In this example, a common one, historically the "mother of the house" would go you have a flu, have some chicken noodle soup and go to bed. That would be the end of it. Cost of care is a day's lost wages (or maybe a weeks) and a few cans of soup. However today, because we choose to, the cost of care is much higher. We go to the doctor, pay our co-pays, the insurance has to pay it's part. The doctors office has to carry the cost of the staff it takes to see you, and the staff it takes to handle the claims with the insurance company. And now your flu, cost $1,500. But again that's not exactly true either.
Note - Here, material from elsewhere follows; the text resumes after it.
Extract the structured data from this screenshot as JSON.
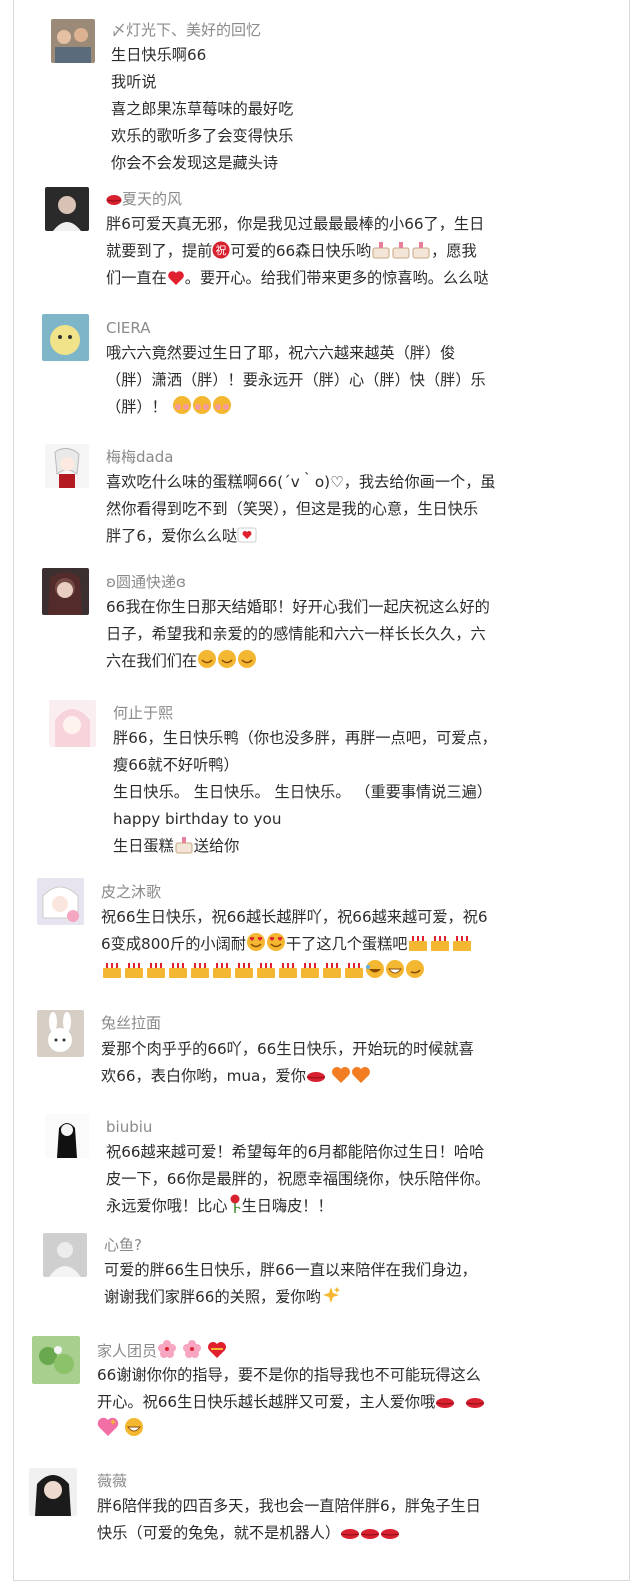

With heath insurance and "normal" medical care (like sprained ankles, and colds, etc.) the insurance only really covers the cost of having insurance. In that same flu example, if you went to the doctor as a "self pay" (no insurance) you would often time get a much lower, and reasonable rate. Frequently, under the cost of your standard co-pay. This seems like the doctors being "bad" but it's not. They don't have to file a claim, they don't have to keep track of it. They get immediate payment, not payment 6 months down the line that they need to share with other businesses.
With "critical" or "catastrophic" care, heath insurance is still a good thing. If you have a big, unforeseen event, then heath insurance is great at helping you avoid that risk.
With chronic (long term) care, your back in the same boat as the flu. Often times you can get better, and cheaper, care as a self pay patent, then as a insured patent. That is not always the case however. So you have to measure your own circumstance, and decide if insurance is right for you. But remember insurance is about risk avoidance, and not about paying less. You will ALWAYS pay more for insurance. It's designed that way. Even if the cost is hidden in many ways. (Taxes, spread out over visits, or prescriptions, etc.)